Montag, 29. März 2010

Schuldensättigung

Die Debatte über steigende Staatsverschuldung geht weiter. Das beherrschende Thema ist das Ausmass der Haushaltsdefizite. Die Ökonomie-Lehrbücher sagen darüber nichts aus, was „hohe“ Verschuldung bedeutet. Wie hoch ist „hoch“? Es steht aber fest, dass die Ausgaben gesenkt werden, sobald die Weltwirtschaft wieder wächst. „Schuldenssättigung“ ist in diesem Zusammenhang ein interessantes Stichwort, auf das heute auch faz.net aufgreift.

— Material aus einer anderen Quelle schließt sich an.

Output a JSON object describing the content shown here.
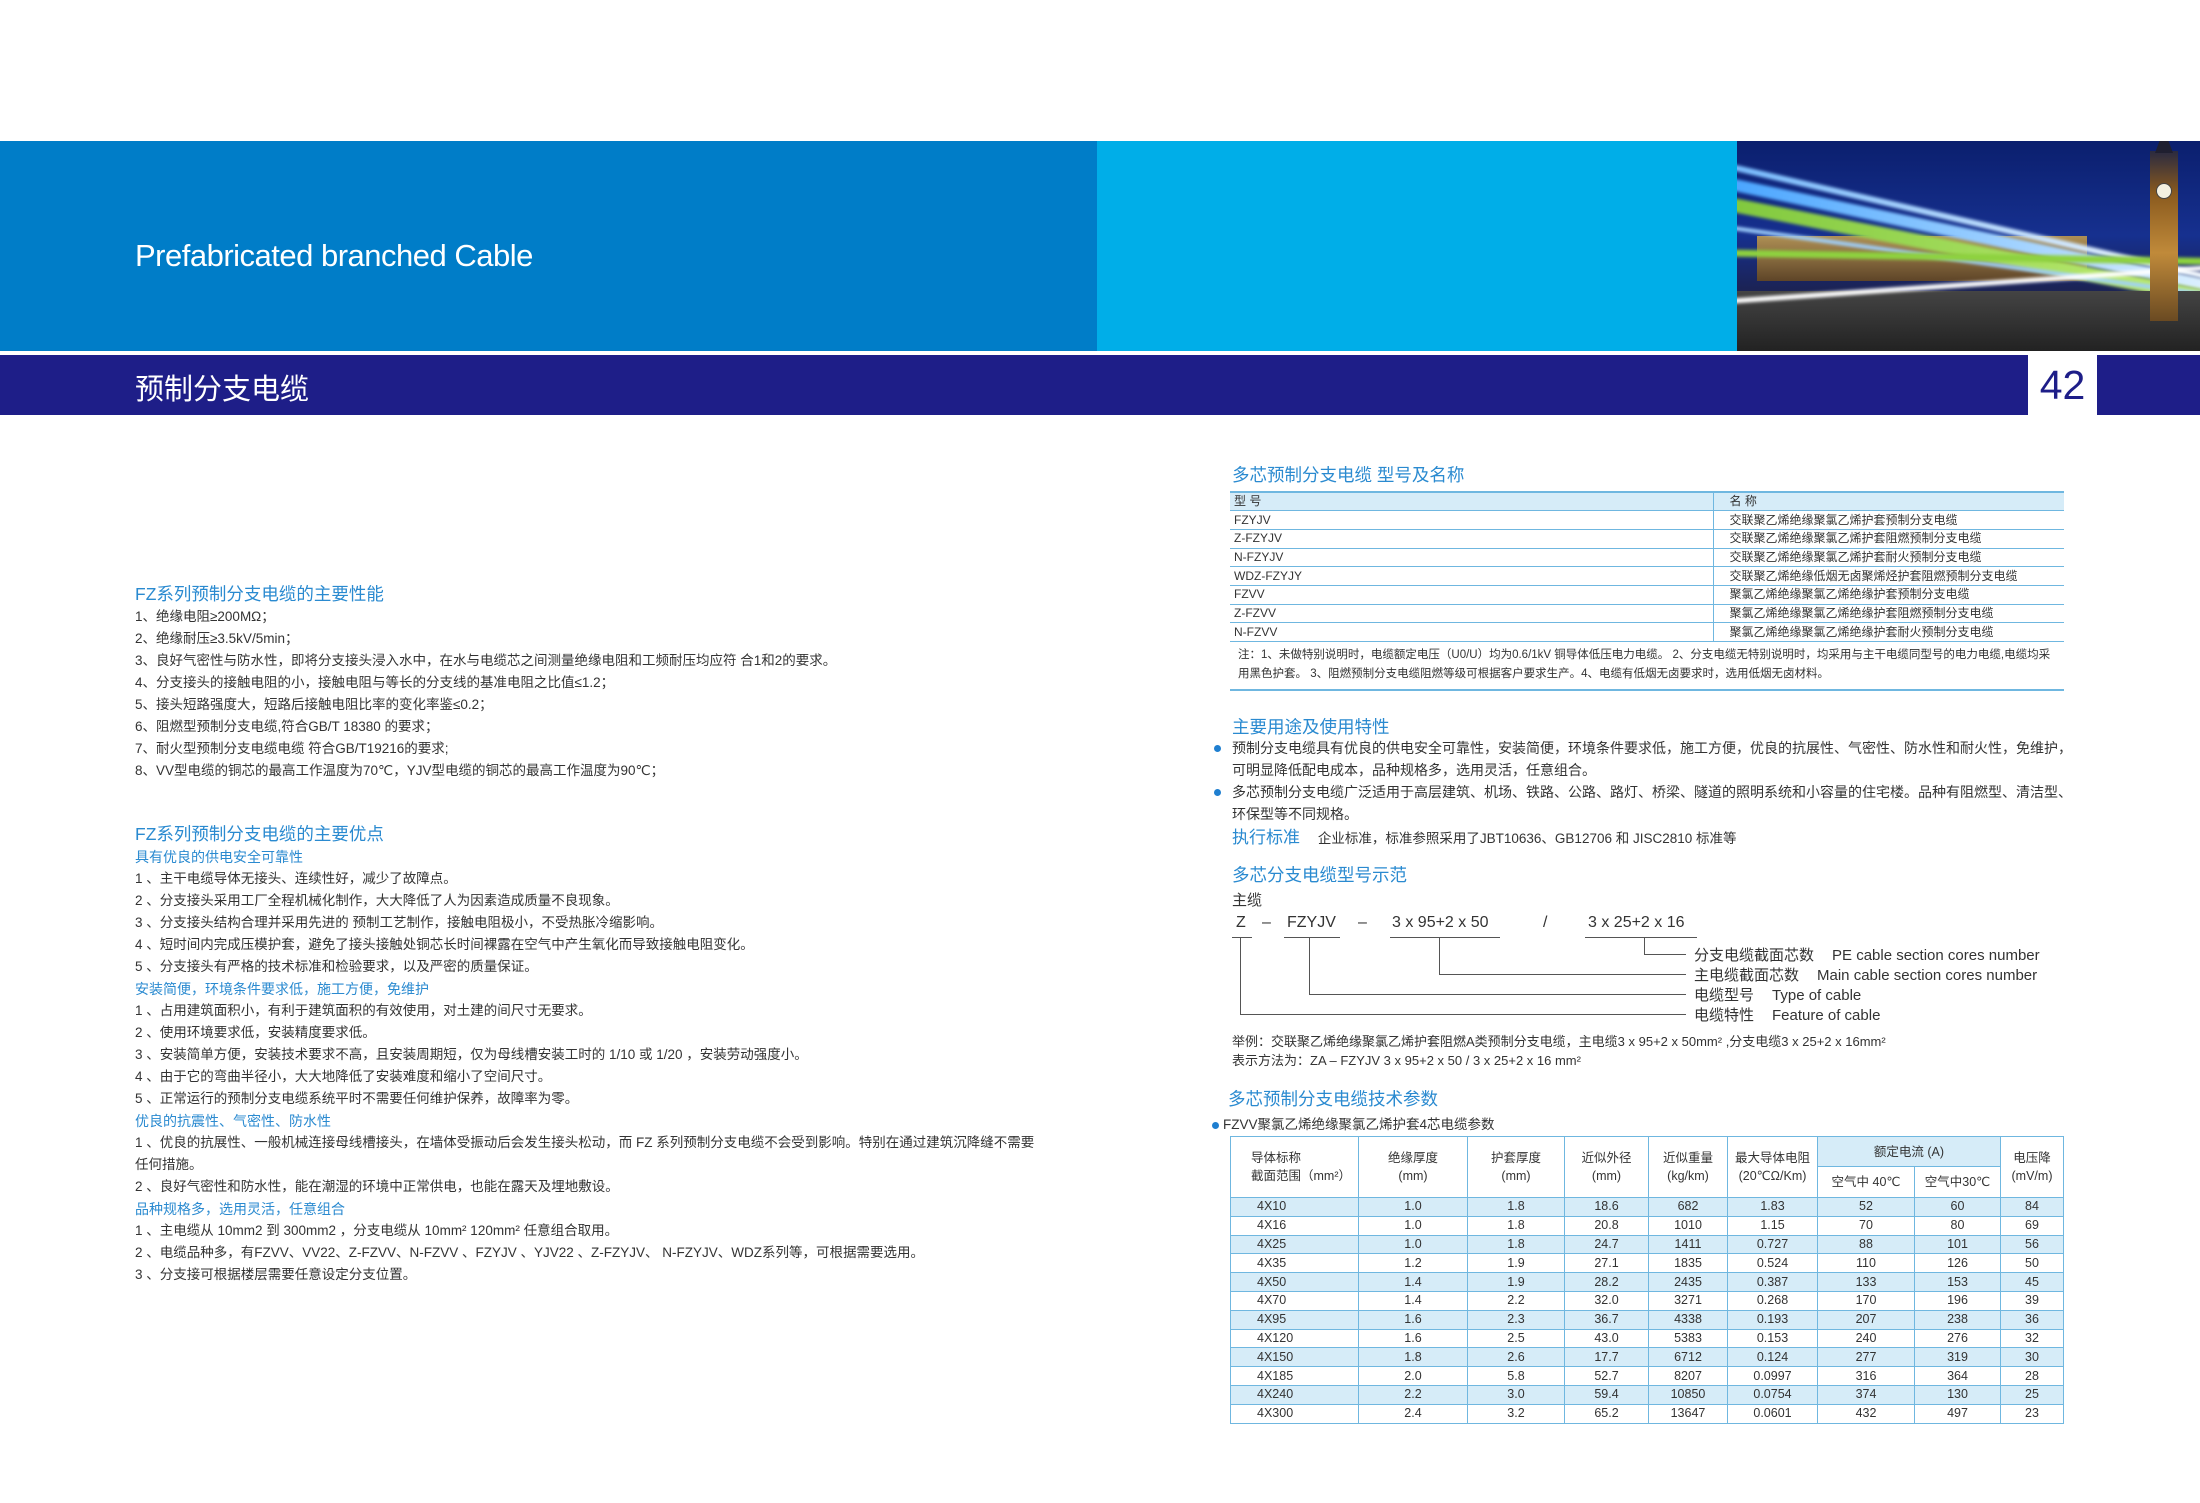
{
  "header": {
    "title_en": "Prefabricated branched Cable",
    "title_zh": "预制分支电缆",
    "page_number": "42",
    "colors": {
      "blue": "#007dc8",
      "cyan": "#00aee8",
      "navy": "#1e1e88",
      "heading": "#2a8ad0",
      "table_fill": "#d6ecf8"
    },
    "photo": "night-city-light-trails-big-ben"
  },
  "performance": {
    "title": "FZ系列预制分支电缆的主要性能",
    "items": [
      "1、绝缘电阻≥200MΩ；",
      "2、绝缘耐压≥3.5kV/5min；",
      "3、良好气密性与防水性，即将分支接头浸入水中，在水与电缆芯之间测量绝缘电阻和工频耐压均应符  合1和2的要求。",
      "4、分支接头的接触电阻的小，接触电阻与等长的分支线的基准电阻之比值≤1.2；",
      "5、接头短路强度大，短路后接触电阻比率的变化率鉴≤0.2；",
      "6、阻燃型预制分支电缆,符合GB/T 18380 的要求；",
      "7、耐火型预制分支电缆电缆 符合GB/T19216的要求;",
      "8、VV型电缆的铜芯的最高工作温度为70℃，YJV型电缆的铜芯的最高工作温度为90℃；"
    ]
  },
  "advantages": {
    "title": "FZ系列预制分支电缆的主要优点",
    "groups": [
      {
        "heading": "具有优良的供电安全可靠性",
        "items": [
          "1 、主干电缆导体无接头、连续性好，减少了故障点。",
          "2 、分支接头采用工厂全程机械化制作，大大降低了人为因素造成质量不良现象。",
          "3 、分支接头结构合理并采用先进的 预制工艺制作，接触电阻极小，不受热胀冷缩影响。",
          "4 、短时间内完成压模护套，避免了接头接触处铜芯长时间裸露在空气中产生氧化而导致接触电阻变化。",
          "5 、分支接头有严格的技术标准和检验要求，以及严密的质量保证。"
        ]
      },
      {
        "heading": "安装简便，环境条件要求低，施工方便，免维护",
        "items": [
          "1 、占用建筑面积小，有利于建筑面积的有效使用，对土建的间尺寸无要求。",
          "2 、使用环境要求低，安装精度要求低。",
          "3 、安装简单方便，安装技术要求不高，且安装周期短，仅为母线槽安装工时的 1/10 或 1/20 ，安装劳动强度小。",
          "4 、由于它的弯曲半径小，大大地降低了安装难度和缩小了空间尺寸。",
          "5 、正常运行的预制分支电缆系统平时不需要任何维护保养，故障率为零。"
        ]
      },
      {
        "heading": "优良的抗震性、气密性、防水性",
        "items": [
          "1 、优良的抗展性、一般机械连接母线槽接头，在墙体受振动后会发生接头松动，而 FZ 系列预制分支电缆不会受到影响。特别在通过建筑沉降缝不需要任何措施。",
          "2 、良好气密性和防水性，能在潮湿的环境中正常供电，也能在露天及埋地敷设。"
        ]
      },
      {
        "heading": "品种规格多，选用灵活，任意组合",
        "items": [
          "1 、主电缆从 10mm2 到 300mm2 ，分支电缆从 10mm²  120mm² 任意组合取用。",
          "2 、电缆品种多，有FZVV、VV22、Z-FZVV、N-FZVV 、FZYJV 、YJV22 、Z-FZYJV、 N-FZYJV、WDZ系列等，可根据需要选用。",
          "3 、分支接可根据楼层需要任意设定分支位置。"
        ]
      }
    ]
  },
  "models": {
    "title": "多芯预制分支电缆  型号及名称",
    "headers": [
      "型 号",
      "名 称"
    ],
    "rows": [
      [
        "FZYJV",
        "交联聚乙烯绝缘聚氯乙烯护套预制分支电缆"
      ],
      [
        "Z-FZYJV",
        "交联聚乙烯绝缘聚氯乙烯护套阻燃预制分支电缆"
      ],
      [
        "N-FZYJV",
        "交联聚乙烯绝缘聚氯乙烯护套耐火预制分支电缆"
      ],
      [
        "WDZ-FZYJY",
        "交联聚乙烯绝缘低烟无卤聚烯烃护套阻燃预制分支电缆"
      ],
      [
        "FZVV",
        "聚氯乙烯绝缘聚氯乙烯绝缘护套预制分支电缆"
      ],
      [
        "Z-FZVV",
        "聚氯乙烯绝缘聚氯乙烯绝缘护套阻燃预制分支电缆"
      ],
      [
        "N-FZVV",
        "聚氯乙烯绝缘聚氯乙烯绝缘护套耐火预制分支电缆"
      ]
    ],
    "note": "注：1、未做特别说明时，电缆额定电压（U0/U）均为0.6/1kV 铜导体低压电力电缆。 2、分支电缆无特别说明时，均采用与主干电缆同型号的电力电缆,电缆均采用黑色护套。 3、阻燃预制分支电缆阻燃等级可根据客户要求生产。4、电缆有低烟无卤要求时，选用低烟无卤材料。"
  },
  "usage": {
    "title": "主要用途及使用特性",
    "bullets": [
      "预制分支电缆具有优良的供电安全可靠性，安装简便，环境条件要求低，施工方便，优良的抗展性、气密性、防水性和耐火性，免维护，可明显降低配电成本，品种规格多，选用灵活，任意组合。",
      "多芯预制分支电缆广泛适用于高层建筑、机场、铁路、公路、路灯、桥梁、隧道的照明系统和小容量的住宅楼。品种有阻燃型、清洁型、环保型等不同规格。"
    ],
    "standard_label": "执行标准",
    "standard_text": "企业标准，标准参照采用了JBT10636、GB12706 和 JISC2810 标准等"
  },
  "example": {
    "title": "多芯分支电缆型号示范",
    "main_label": "主缆",
    "parts": [
      "Z",
      "–",
      "FZYJV",
      "–",
      "3 x 95+2 x 50",
      "/",
      "3 x 25+2 x 16"
    ],
    "legend": [
      {
        "zh": "分支电缆截面芯数",
        "en": "PE cable section cores number"
      },
      {
        "zh": "主电缆截面芯数",
        "en": "Main cable section cores number"
      },
      {
        "zh": "电缆型号",
        "en": "Type of cable"
      },
      {
        "zh": "电缆特性",
        "en": "Feature of cable"
      }
    ],
    "example_line": "举例：交联聚乙烯绝缘聚氯乙烯护套阻燃A类预制分支电缆，主电缆3 x 95+2 x 50mm² ,分支电缆3 x 25+2 x 16mm²",
    "notation_line": "表示方法为：ZA – FZYJV 3 x 95+2 x 50 / 3 x 25+2 x 16 mm²"
  },
  "params": {
    "title": "多芯预制分支电缆技术参数",
    "subtitle": "FZVV聚氯乙烯绝缘聚氯乙烯护套4芯电缆参数",
    "headers": {
      "section": [
        "导体标称",
        "截面范围（mm²）"
      ],
      "insulation": [
        "绝缘厚度",
        "(mm)"
      ],
      "sheath": [
        "护套厚度",
        "(mm)"
      ],
      "diameter": [
        "近似外径",
        "(mm)"
      ],
      "weight": [
        "近似重量",
        "(kg/km)"
      ],
      "resistance": [
        "最大导体电阻",
        "(20℃Ω/Km)"
      ],
      "current": "额定电流 (A)",
      "air40": "空气中 40℃",
      "air30": "空气中30℃",
      "drop": [
        "电压降",
        "(mV/m)"
      ]
    },
    "rows": [
      [
        "4X10",
        "1.0",
        "1.8",
        "18.6",
        "682",
        "1.83",
        "52",
        "60",
        "84"
      ],
      [
        "4X16",
        "1.0",
        "1.8",
        "20.8",
        "1010",
        "1.15",
        "70",
        "80",
        "69"
      ],
      [
        "4X25",
        "1.0",
        "1.8",
        "24.7",
        "1411",
        "0.727",
        "88",
        "101",
        "56"
      ],
      [
        "4X35",
        "1.2",
        "1.9",
        "27.1",
        "1835",
        "0.524",
        "110",
        "126",
        "50"
      ],
      [
        "4X50",
        "1.4",
        "1.9",
        "28.2",
        "2435",
        "0.387",
        "133",
        "153",
        "45"
      ],
      [
        "4X70",
        "1.4",
        "2.2",
        "32.0",
        "3271",
        "0.268",
        "170",
        "196",
        "39"
      ],
      [
        "4X95",
        "1.6",
        "2.3",
        "36.7",
        "4338",
        "0.193",
        "207",
        "238",
        "36"
      ],
      [
        "4X120",
        "1.6",
        "2.5",
        "43.0",
        "5383",
        "0.153",
        "240",
        "276",
        "32"
      ],
      [
        "4X150",
        "1.8",
        "2.6",
        "17.7",
        "6712",
        "0.124",
        "277",
        "319",
        "30"
      ],
      [
        "4X185",
        "2.0",
        "5.8",
        "52.7",
        "8207",
        "0.0997",
        "316",
        "364",
        "28"
      ],
      [
        "4X240",
        "2.2",
        "3.0",
        "59.4",
        "10850",
        "0.0754",
        "374",
        "130",
        "25"
      ],
      [
        "4X300",
        "2.4",
        "3.2",
        "65.2",
        "13647",
        "0.0601",
        "432",
        "497",
        "23"
      ]
    ]
  }
}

Die Phasendiagramme zeigen, dass die Grenzproduktivität der Staatsschulden sinkt. FT Alphaville lieferte am vergangenen Freitag die folgende Abbildung via Blog Nathan’s Economic Edge. Sinkt die Grenzproduktivität unter die Null-Linie, bedeutet das, dass der Anstieg der Verschuldung das nominelle Wirtschaftswachstum nicht mehr fördert. Paul Kedrosky erklärt aber, dass die aktuellen Daten im historischen Kontext mit dem BIP-Wachstum interpretiert werden sollten. Das Wirtschaftswachstum im Vorfeld der Finanzkrise war nämlich beispiellos.


Abnehmende Grenzproduktivität der Staatsschulden, Graph: Nathan’s Economic Edge (hat tip FT Alphaville)

Kedrosky vertritt die Ansicht, dass „wir mit einem deutlich rückläufigen marginalen Beitrag zum BIP rechnen sollten, wobei kein Geheimnis oder Phasenübergang erforderlich ist“. Tatsächlich war es so, dass das BIP-Verschuldungs-Verhältnis in Rezessionen vor 1970 auch gegen Null und darunter gesunken ist. Genau wie heute, erinnert Kedrosky. Das bedeutet nicht, dass die Verschuldung ok ist, aber es bedeutet auch nicht, dass sie nach De-Leveraging (Schuldenabbau) und Zeit nicht wieder zum BIP-Wachstum beitragen kann, hält Kedrosky fest.


Grenzproduktivität der Staatsschulden, Graph: Paul Kedrosky

In dieser Tabelle hat Kedrosky die Daten aus der Fed St. Louis zusammengetragen, welche die Beziehung auf vierteljährlicher Basis im Jahresvergleich zwischen den Verbraucher-Schulden und dem BIP-Anstieg über die vergangenen Jahrzehnten zeigen. Im Wesentlichen zeigt sich, dass 1 $ neuer Schulden der Verbraucher zwischen 1960 und 1998 einen Beitrag zum BIP-Wachstum zwischen 1,25$ und 3,00$ geleistet hat. Nach 1998 wird das Verhältnis zermatscht. 1$ Schulden trägt 0,75$ zum BIP-Wachstum bei, bis die Kernschmelze am Finanzmarkt 2008/09 die Richtung nach Süden drehte.

Fazit: Bei allem Respekt vor all den Beiträgen zum Thema „Staatsverschuldung“ darf man nicht vergessen, dass es ein Fehler ist, nur auf eine Seite der Bilanz zu schauen. Man muss auch die Vermögenswerte berücksichtigen. Der Haushaltsprognose der Obama-Administration zufolge dürfte die Staatsverschuldung 2020 rund 70% des BIP und das Haushaltsdefizit rund 4% des BIP betragen. Man braucht doch kein Haushaltsdefizit von Null, erklärt Paul Krugman, um in Sachen Schuldenstand vorwärts zu kommen. Ein Haushaltsdefizit von 2 bis 3% des BIP würde für eine stetig rückläufige Staatsquote (debt-GDP-ratio) sorgen, so Krugman. Wenn man also an die Prognosen der US-Regierung glaubt, benötigt man weitere 1 bis 2% des BIP an Einnahmen oder Kostensenkung. "Oder wir könnten die Steuern so viel erhöhen, dass wir immer noch die niedrigsten Steuern in den entwickelten Nationen weltweit haben“, argumentiert Krugman. Der einzige Grund, an der eigenen Fähigkeit zu zweifeln, die Dinge von heute an im nächsten Jahrzehnt unter Kontrolle zu bringen, ist die Politik, hebt Krugman hervor. „Wenn aber vernünftige Republikaner sich von Tea-Party-Gängern einschüchtern lassen, dann wären wir blockiert und hätten eine Fiskalkrise“, so Krugman anmahnend.